Offering twin-stick, roguelike shooting action for 1 - 4 players, NeuroVoider is set to make an impression on the Nintendo Switch.
For a fan of both twin-stick shooters and roguelikes NeroVoider is in a sort of sweet spot, as it provides a feast of arcade-like shooting mixed with tough choices and challenging enemies. Lacking a story, the experience is about digging into the action (with up to three of your friends), searching for loot (upgrades), deciding what weapon and gear loadouts suit you best, and then trying not to die.
Every game you’ll start out with two pretty substantial and crucial choices. First you’ll choose the “body” you’ll be starting with, essentially deciding to go light, middle of the road, or heavy. This gives you different gear and attribute potentials, but if you collect gear for different classes as you progress through the game (and don’t immediately sell them) you can actually change your class as you progress. The second choice is maybe the tougher one as it can’t be changed: your special ability. The options for this are a bit overwhelming at first, there’s quite a list. Depending on your play style there should be something to suit you, whether taking an active skill or even a passive one. Experimentation will likely be the name of the game when you play alone but in multiplayer perhaps you would be better off choosing skills that will benefit the group as a whole.
Once you’ve chosen your robot type and your core skill the next choice you’ll make, especially early on, could be the difference between life or death… generally the more dangerous decisions you make the greater the rewards. This is the level selection. You’ll have a choice of three and they’ll each have their own rating for size, elites, and loot. While many times you’ll want to go for the most loot an overly large area could wear your HP down and put you at risk (or get expensive to repair) but an area that is smaller with a lot of elites could just turn into a kill floor. To shake things up there will also, periodically, be special levels available that are generally high risk and high reward to select as an option. Typically I’d say they’re worth the trouble but with it being a roguelike you never will really know. Every few levels you’ll also face a boss and those battles range from challenging to downright unforgiving so to survive you’ll need to be prepared!
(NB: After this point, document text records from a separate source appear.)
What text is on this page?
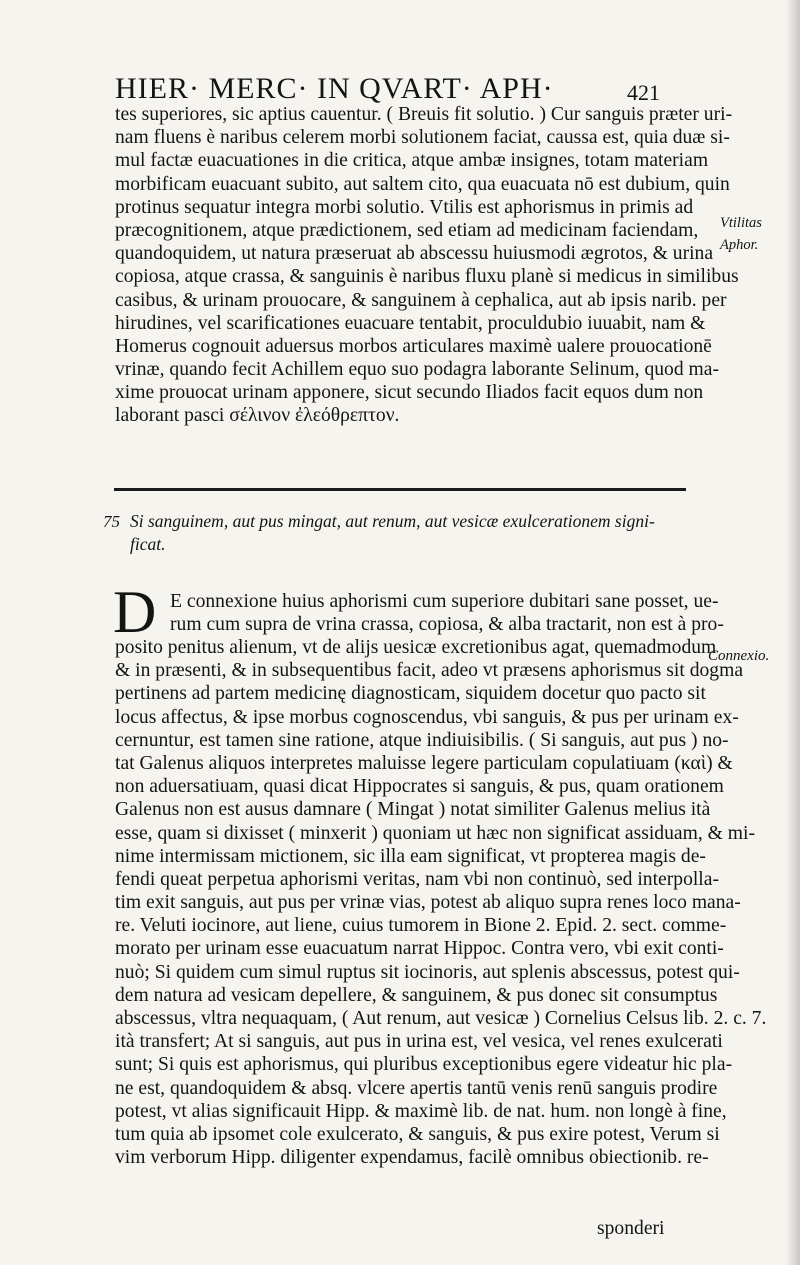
HIER· MERC· IN QVART· APH·	421
tes superiores, sic aptius cauentur. ( Breuis fit solutio. ) Cur sanguis præter uri-
nam fluens è naribus celerem morbi solutionem faciat, caussa est, quia duæ si-
mul factæ euacuationes in die critica, atque ambæ insignes, totam materiam
morbificam euacuant subito, aut saltem cito, qua euacuata nō est dubium, quin
protinus sequatur integra morbi solutio. Vtilis est aphorismus in primis ad
præcognitionem, atque prædictionem, sed etiam ad medicinam faciendam,
quandoquidem, ut natura præseruat ab abscessu huiusmodi ægrotos, & urina
copiosa, atque crassa, & sanguinis è naribus fluxu planè si medicus in similibus
casibus, & urinam prouocare, & sanguinem à cephalica, aut ab ipsis narib. per
hirudines, vel scarificationes euacuare tentabit, proculdubio iuuabit, nam &
Homerus cognouit aduersus morbos articulares maximè ualere prouocationē
vrinæ, quando fecit Achillem equo suo podagra laborante Selinum, quod ma-
xime prouocat urinam apponere, sicut secundo Iliados facit equos dum non
laborant pasci σέλινον ἐλεόθρεπτον.
Vtilitas
Aphor.
75 Si sanguinem, aut pus mingat, aut renum, aut vesicæ exulcerationem signi-
ficat.
D E connexione huius aphorismi cum superiore dubitari sane posset, ue-
rum cum supra de vrina crassa, copiosa, & alba tractarit, non est à pro-
posito penitus alienum, vt de alijs uesicæ excretionibus agat, quemadmodum
& in præsenti, & in subsequentibus facit, adeo vt præsens aphorismus sit dogma
pertinens ad partem medicinę diagnosticam, siquidem docetur quo pacto sit
locus affectus, & ipse morbus cognoscendus, vbi sanguis, & pus per urinam ex-
cernuntur, est tamen sine ratione, atque indiuisibilis. ( Si sanguis, aut pus ) no-
tat Galenus aliquos interpretes maluisse legere particulam copulatiuam (καὶ) &
non aduersatiuam, quasi dicat Hippocrates si sanguis, & pus, quam orationem
Galenus non est ausus damnare ( Mingat ) notat similiter Galenus melius ità
esse, quam si dixisset ( minxerit ) quoniam ut hæc non significat assiduam, & mi-
nime intermissam mictionem, sic illa eam significat, vt propterea magis de-
fendi queat perpetua aphorismi veritas, nam vbi non continuò, sed interpolla-
tim exit sanguis, aut pus per vrinæ vias, potest ab aliquo supra renes loco mana-
re. Veluti iocinore, aut liene, cuius tumorem in Bione 2. Epid. 2. sect. comme-
morato per urinam esse euacuatum narrat Hippoc. Contra vero, vbi exit conti-
nuò; Si quidem cum simul ruptus sit iocinoris, aut splenis abscessus, potest qui-
dem natura ad vesicam depellere, & sanguinem, & pus donec sit consumptus
abscessus, vltra nequaquam, ( Aut renum, aut vesicæ ) Cornelius Celsus lib. 2. c. 7.
ità transfert; At si sanguis, aut pus in urina est, vel vesica, vel renes exulcerati
sunt; Si quis est aphorismus, qui pluribus exceptionibus egere videatur hic pla-
ne est, quandoquidem & absq. vlcere apertis tantū venis renū sanguis prodire
potest, vt alias significauit Hipp. & maximè lib. de nat. hum. non longè à fine,
tum quia ab ipsomet cole exulcerato, & sanguis, & pus exire potest, Verum si
vim verborum Hipp. diligenter expendamus, facilè omnibus obiectionib. re-
Connexio.
sponderi
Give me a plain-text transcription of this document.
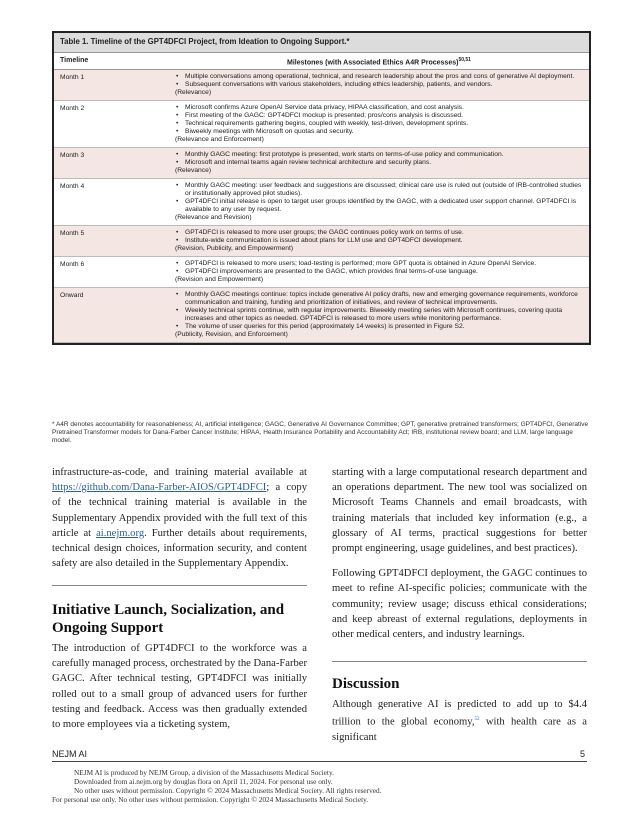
Table 1. Timeline of the GPT4DFCI Project, from Ideation to Ongoing Support.*
Timeline	Milestones (with Associated Ethics A4R Processes)$^{50,51}$
Month 1	• Multiple conversations among operational, technical, and research leadership about the pros and cons of generative AI deployment.
• Subsequent conversations with various stakeholders, including ethics leadership, patients, and vendors.

(Relevance)

Month 2	• Microsoft confirms Azure OpenAI Service data privacy, HIPAA classification, and cost analysis.
• First meeting of the GAGC: GPT4DFCI mockup is presented; pros/cons analysis is discussed.
• Technical requirements gathering begins, coupled with weekly, test-driven, development sprints.
• Biweekly meetings with Microsoft on quotas and security.

(Relevance and Enforcement)

Month 3	• Monthly GAGC meeting: first prototype is presented, work starts on terms-of-use policy and communication.
• Microsoft and internal teams again review technical architecture and security plans.

(Relevance)

Month 4	• Monthly GAGC meeting: user feedback and suggestions are discussed; clinical care use is ruled out (outside of IRB-controlled studies or institutionally approved pilot studies).
• GPT4DFCI initial release is open to target user groups identified by the GAGC, with a dedicated user support channel. GPT4DFCI is available to any user by request.

(Relevance and Revision)

Month 5	• GPT4DFCI is released to more user groups; the GAGC continues policy work on terms of use.
• Institute-wide communication is issued about plans for LLM use and GPT4DFCI development.

(Revision, Publicity, and Empowerment)

Month 6	• GPT4DFCI is released to more users; load-testing is performed; more GPT quota is obtained in Azure OpenAI Service.
• GPT4DFCI improvements are presented to the GAGC, which provides final terms-of-use language.

(Revision and Empowerment)

Onward	• Monthly GAGC meetings continue: topics include generative AI policy drafts, new and emerging governance requirements, workforce communication and training, funding and prioritization of initiatives, and review of technical improvements.
• Weekly technical sprints continue, with regular improvements. Biweekly meeting series with Microsoft continues, covering quota increases and other topics as needed. GPT4DFCI is released to more users while monitoring performance.
• The volume of user queries for this period (approximately 14 weeks) is presented in Figure S2.

(Publicity, Revision, and Enforcement)

* A4R denotes accountability for reasonableness; AI, artificial intelligence; GAGC, Generative AI Governance Committee; GPT, generative pretrained transformers; GPT4DFCI, Generative Pretrained Transformer models for Dana-Farber Cancer Institute; HIPAA, Health Insurance Portability and Accountability Act; IRB, institutional review board; and LLM, large language model.

infrastructure-as-code, and training material available at https://github.com/Dana-Farber-AIOS/GPT4DFCI; a copy of the technical training material is available in the Supplementary Appendix provided with the full text of this article at ai.nejm.org. Further details about requirements, technical design choices, information security, and content safety are also detailed in the Supplementary Appendix.

Initiative Launch, Socialization, and Ongoing Support
The introduction of GPT4DFCI to the workforce was a carefully managed process, orchestrated by the Dana-Farber GAGC. After technical testing, GPT4DFCI was initially rolled out to a small group of advanced users for further testing and feedback. Access was then gradually extended to more employees via a ticketing system,

starting with a large computational research department and an operations department. The new tool was socialized on Microsoft Teams Channels and email broadcasts, with training materials that included key information (e.g., a glossary of AI terms, practical suggestions for better prompt engineering, usage guidelines, and best practices).

Following GPT4DFCI deployment, the GAGC continues to meet to refine AI-specific policies; communicate with the community; review usage; discuss ethical considerations; and keep abreast of external regulations, deployments in other medical centers, and industry learnings.

Discussion
Although generative AI is predicted to add up to $4.4 trillion to the global economy,$^{52}$ with health care as a significant
NEJM AI	5
NEJM AI is produced by NEJM Group, a division of the Massachusetts Medical Society.
Downloaded from ai.nejm.org by douglas flora on April 11, 2024. For personal use only.
No other uses without permission. Copyright © 2024 Massachusetts Medical Society. All rights reserved.
For personal use only. No other uses without permission. Copyright © 2024 Massachusetts Medical Society.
That brings us to probably the most critical part of the game and that’s your upgrade screen. Truly, what you find in random drops, what you choose to forge for yourself to try to fill gaps, and how you manage to balance you offensive, defensive, and mobility choices is the difference between success and failure. The tricky thing is there’s no set guide to success, you’ll need to check everything over very carefully, use your comparison screen to help you size things up, and simply get to know what works best for you to make the most of it. When it comes to your defensive equipment it is important not just to consider how much armor or power equipment give you but also their added stats. Sacrificing a few points to get a bonus could really help you out so don’t justlook at the base numbers in front of you. The same can certainly be said for mobility, where the choice between something that will keep you aloft versus on the ground can make a tremendous difference in the heat of battle where you may need to be worried about conveyor belts or other things slowing you down if you’re on wheels or legs.
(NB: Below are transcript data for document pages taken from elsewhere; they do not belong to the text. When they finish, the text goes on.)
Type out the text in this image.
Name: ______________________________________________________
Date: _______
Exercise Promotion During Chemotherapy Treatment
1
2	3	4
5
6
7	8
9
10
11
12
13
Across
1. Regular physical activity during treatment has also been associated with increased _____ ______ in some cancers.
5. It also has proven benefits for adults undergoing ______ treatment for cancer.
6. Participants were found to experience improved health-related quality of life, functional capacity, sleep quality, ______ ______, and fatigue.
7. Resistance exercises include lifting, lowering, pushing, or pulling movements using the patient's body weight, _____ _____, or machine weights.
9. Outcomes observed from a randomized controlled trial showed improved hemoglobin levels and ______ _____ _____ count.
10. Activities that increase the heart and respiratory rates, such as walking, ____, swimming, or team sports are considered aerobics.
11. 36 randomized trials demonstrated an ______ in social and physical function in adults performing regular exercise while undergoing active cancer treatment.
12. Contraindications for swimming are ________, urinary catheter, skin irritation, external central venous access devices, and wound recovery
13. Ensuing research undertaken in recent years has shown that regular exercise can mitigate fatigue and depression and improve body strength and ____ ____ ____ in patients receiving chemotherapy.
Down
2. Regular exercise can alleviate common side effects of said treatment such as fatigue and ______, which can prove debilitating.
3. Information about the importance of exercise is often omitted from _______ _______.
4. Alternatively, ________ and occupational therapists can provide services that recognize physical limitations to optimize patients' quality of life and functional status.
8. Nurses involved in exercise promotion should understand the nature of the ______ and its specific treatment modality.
The most critical choices, though, will be weaponry. There is a staggering level of diversity in weapons you’ll find. First, by class, you’ll have a wide array of armament options from straight-up machine guns, to melee blades, to missile launchers. You’ll then have variances in those weapons by spread or rate of fire or range or explosive damage… it’s crazy how many differences I’ve seen. The thing is, it can’t all be about power, you’ll need to keep in mind that the most powerful weapons also carry heavy energy costs and will make you overheat more rapidly. This takes you into the realm of risk/reward again. Can you wipe out the screen with this weapon, making it worth needing to pause before firing again, or do you go with steady and sustained damage where you won’t really need to let up? This is the type of decision that will help you or kill you very quickly and it pretty well defines how successful you’ll be. You’ll still need mad evasion and aiming skills, no doubt, but if you give yourself foolish gear you’re simply not going to last.
If you’re looking for something to engage your reflexes with intense action one moment, your mind as you meticulously plan the next, and then start the loop over again, NeuroVoider will likely be right up your alley. The more I’ve played it the more it has surprised me by demonstrating it still has plenty of tricks up its sleeve. Above all it can be a pretty meaty challenge and one where you’ll feel like you’re steamrolling your opposition and then you’ll die because you pushed too hard too fast. Your energy and health are precious resources and you’ll need to keep an eye on them if you want to survive. If you’re up to the challenge, NeroVoider should handily deliver.
This preview is based on the current PC version of the game but should be representative of both the core look and gameplay of the final game on the Switch.